The Dreamliner roared on to the scene as one of the most revolutionary concepts ever — a composite-bodied aircraft that would dramatically change the economics of air travel. As if the engineering challenges weren't daunting enough, Boeing also made the decision to outsource 60 percent of the design and production — a move maybe just as radical as the aluminum-to-plastic switch for the fuselage and wings.
Boeing contracted with more than 50 suppliers, 28 of them outside the U.S. The airliner's wings were going from Nagoya, Japan to Everett, WA. Fuselage Section 43 was going from Nagoya, Japan to Charleston SC, to Everett, WA. Fuselage Section 46 went from Grottagli, Italy to Charleston, SC, to Everett, WA, and so on.
Initially, the move was lauded as visionary and brilliant. Investment costs in tooling and inventories were shifted upstream — seemingly reducing risk to Boeing. Vought, for example, invested in equipment needed to produce one-piece composite fuselages. Much of that technology has been developed on the fly, and the risk was huge, and the risk was Vought's.
(See Boeing 787 Dreamliner Represents Composites Revolution for a discussion of the tremendous technical leaps required in tooling and autoclaves.)
In the Dreamliner supply chain model, Boeing functions as the final assembler and integrator. Supply and logistics information needed to be synchronized across multiple partner tiers so key components arrived at the company's Everett, WA, facility at just the right time for final assembly over a three-day period.
It was a leap of faith. Design engineers at Tier One locations, such as Vought, did not traditionally collaborate across multiple supply tiers to develop coordinated designs.
The bad news began to roll in early in the process, starting with the announcement that companies such as Alcoa could not supply fasteners quickly enough to meet early production demand. Plant capacities were slashed following the reduction in demand in 2003-2004, and had not ramped up to meet demand for an ambitious aircraft program.
Then the bad news just kept coming — delays at various plants around the world.
"In addition to oversight, you need insight into what's actually going on in those factories," says Scott Carson, who heads Boeing's Commercial Airplanes unit. "Had we had adequate insight, we could have helped our suppliers understand the challenges."
Virtual Model Failed
At times, those issues were design related. One example is the failure of wing joints on both sides of the plane to perform as predicted in virtual models meant to speed the development process, and allow for concurrent engineering.

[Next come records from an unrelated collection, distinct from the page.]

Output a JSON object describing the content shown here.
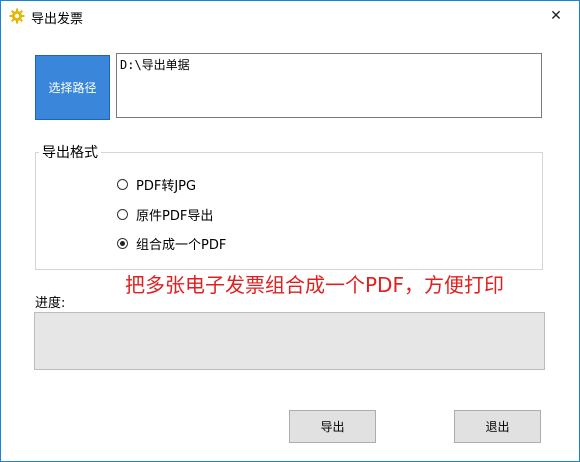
{
  "window": {
    "title": "导出发票",
    "close_glyph": "✕",
    "icon": "gear-icon",
    "icon_color": "#e8b400"
  },
  "path": {
    "button_label": "选择路径",
    "value": "D:\\导出单据"
  },
  "format_group": {
    "title": "导出格式",
    "options": [
      {
        "label": "PDF转JPG",
        "checked": false
      },
      {
        "label": "原件PDF导出",
        "checked": false
      },
      {
        "label": "组合成一个PDF",
        "checked": true
      }
    ]
  },
  "annotation": "把多张电子发票组合成一个PDF，方便打印",
  "annotation_color": "#e02020",
  "progress": {
    "label": "进度:",
    "value": 0
  },
  "buttons": {
    "export": "导出",
    "exit": "退出"
  }
}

"We do testing for a reason. And that's because models aren't perfect," says Scott Fancher, Boeing 787 program general manager.
Patrick Shanahan, vice president and general manager, Airplane Programs, Commercial Airplanes, adds, "We'll go back and look at where the model failed to predict this situation (wing stress). And (then) tune them up."
Teams of design engineers from Fuji, Mitsubishi and Boeing are working collaboratively to develop a fix, which involves18 small locations on each side of the airplane.
More recently, it was announced that Boeing's Italian subcontractor was told to halt production because of failures of composite skin on the fuselage. The fix requires a patch, adding yet a bit more weight to a design that is already much heavier than specifications promised to customers.
The electronic design backbone for the Dreamliner outsourced design team has been three levels of Dassault Systèmes software. The electronic commercial backbone has been Exostar. The 787 airplane was the first Boeing program to deploy the Exostar Supply Chain Management Solution, which uses E2open software to oversee the complete order life cycle and returns process, while also tracking planning schedules, consumption and managing replenishment for the Boeing partner-managed Inventory program.
The Exostar program is designed to allow Boeing and its partners to collaborate on planning schedules, issuing purchase orders, tracking purchase order changes, exchanging shipping information, managing returns and managing inventory consumption across the multiple tiers involved in the manufacturing process. The system also monitors process exceptions that occur between partners providing notification and an evaluation of the potential impact against schedules.
Tim Opitz, director of 787 Production and Support Tools in Boeing Commercial Airplanes, commented early in the process. "By helping us proactively flag any business process exceptions as they occur among our network of partners, and providing a consolidated view of all material movements across the supply chain, the Exostar solution is expected to tighten our efficiency in the way airplanes are manufactured," he said.
It's not clear whether the overall breakdown of the Dreamliner design and manufacturing was a matter of communication, execution or something else.
Early in the Dreamliner development process, Boeing officials such as Opitz made considerable comments through interviews and presentations.
Today, it's a far different story.
Dreamliner spokesperson Lori Gunter declined to provide any officials for interviews to Design News, or to provide answers to any questions. "We're focused on other priorities right now," Gunter said. "We have answered these kinds of questions before and have nothing new to say on this front."